Whether we like it or not, the $787 billion federal stimulus package has been signed into law. Now, the focus must be on using these dollars in the best possible manner.
As a state lawmaker, I had very little input into this massive new federal spending initiative that will be paid for through increased national debt. Some of the federal lawmakers who voted for or against the new law had little say about it due to the way in which the bill was hurriedly approved by Congress. Regardless, as the old saying goes, "It is what it is." We, as a nation, now have this mammoth federal spending law and the debate should revolve around how to use this money as responsibly as possible.
Spending priorities must be established. On the top of that list should be Pennsylvania's ailing infrastructure system. As a fiscal conservative, I have consistently fought against wasteful government spending on programs geared more toward special interests than the public interest. Using tax dollars to maintain our state's infrastructure system is a better long-term investment for you, the public - the taxpayers who will pay the bill.
Pennsylvania's vast network of roads and bridges, along with its water and sewer system, is the foundation of our civilization. They provide the basic essentials necessary to sustain healthy and productive communities.
Our roads and bridges are the arteries of our economy. What good is a job if there is no road to get there? What good is a product if customers can't get to it because the local bridge is out? And, perhaps scariest of all, what good is a fire truck or an ambulance if it can't get to an emergency site?
Unfortunately, Pennsylvania's intricate system of roads and bridges is in dire need of repair. The governor's Transportation Funding and Reform Commission spent two years quantifying the commonwealth's transportation infrastructure needs. The commission concluded in its 2006 report that nearly $2 billion a year in additional funding is needed just to meet existing and immediate needs.

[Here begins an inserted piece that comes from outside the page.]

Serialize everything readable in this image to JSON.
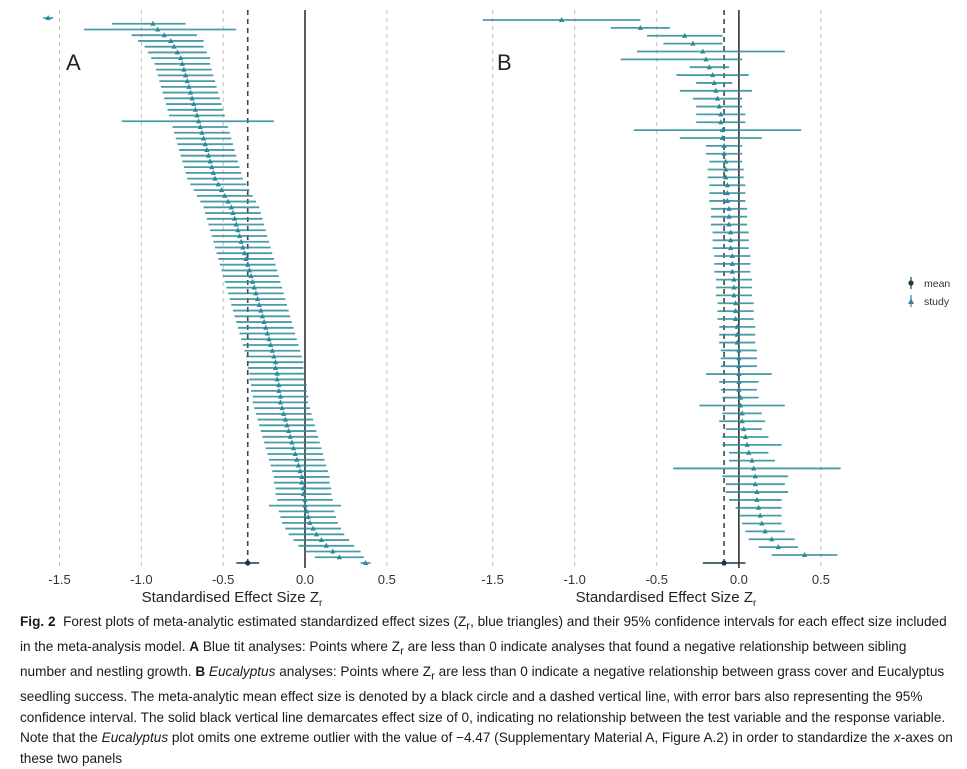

To give you a glimpse of the enormity of this issue, consider these facts. Pennsylvania has approximately 121,000 miles of roadway. The commonwealth cares for approximately 1,285 miles of interstate highways. While the average life-span of a bridge is approximately 50 years, Pennsylvania has nearly 7,000 bridges that are more than 70 years old. Nearly one-quarter of the commonwealth's 25,300 state-owned bridges - 5,950 - have been deemed "structurally deficient."
Here in our own backyard, we have projects that deserve funding. After spending millions of dollars to complete the South Central Centre County Transportation Study, funding for the Potters Mill section of U.S. Route 322 was pulled off the table by the administration in Harrisburg. Too many lives have been lost and many more jeopardized along this winding two-lane stretch of road. Study after study has showed the significant increase in accidents when four-lane roads bottleneck down to two lanes. This is the final stretch of this important transportation route from Harrisburg to State College, and it should be completed.
In addition to road and bridge funding, the federal funds should be used to update Pennsylvania's water and sewer systems. In the year 2009, it is unconscionable to think that anyone should be deprived of clean drinking water in our advanced society. Similarly, families should be able to rest assured that when they pull the plug on their sink or flush their toilet, the water will be treated before it is returned to the water supply. That requires vast and often expensive sewer systems and waste water treatment plants, which must constantly be maintained and upgraded. This is a core function of government and must receive appropriate funding.
Remember, this stimulus package is ALL public tax dollars, and therefore should be used for public infrastructure projects - not to bail out political allies or private companies.
The time to debate the virtue of a federal recovery bill has come and gone. Now, we must focus on using the dollars appropriated on the projects that matter most. I believe the highest priority must be to maintain and upgrade Pennsylvania's vital transportation, water and sewer infrastructure.
Today's guest column was submitted by state Rep. Kerry Benninghoff, R-Bellefonte, who represents the residents of Pennsylvania's 171st Legislative District.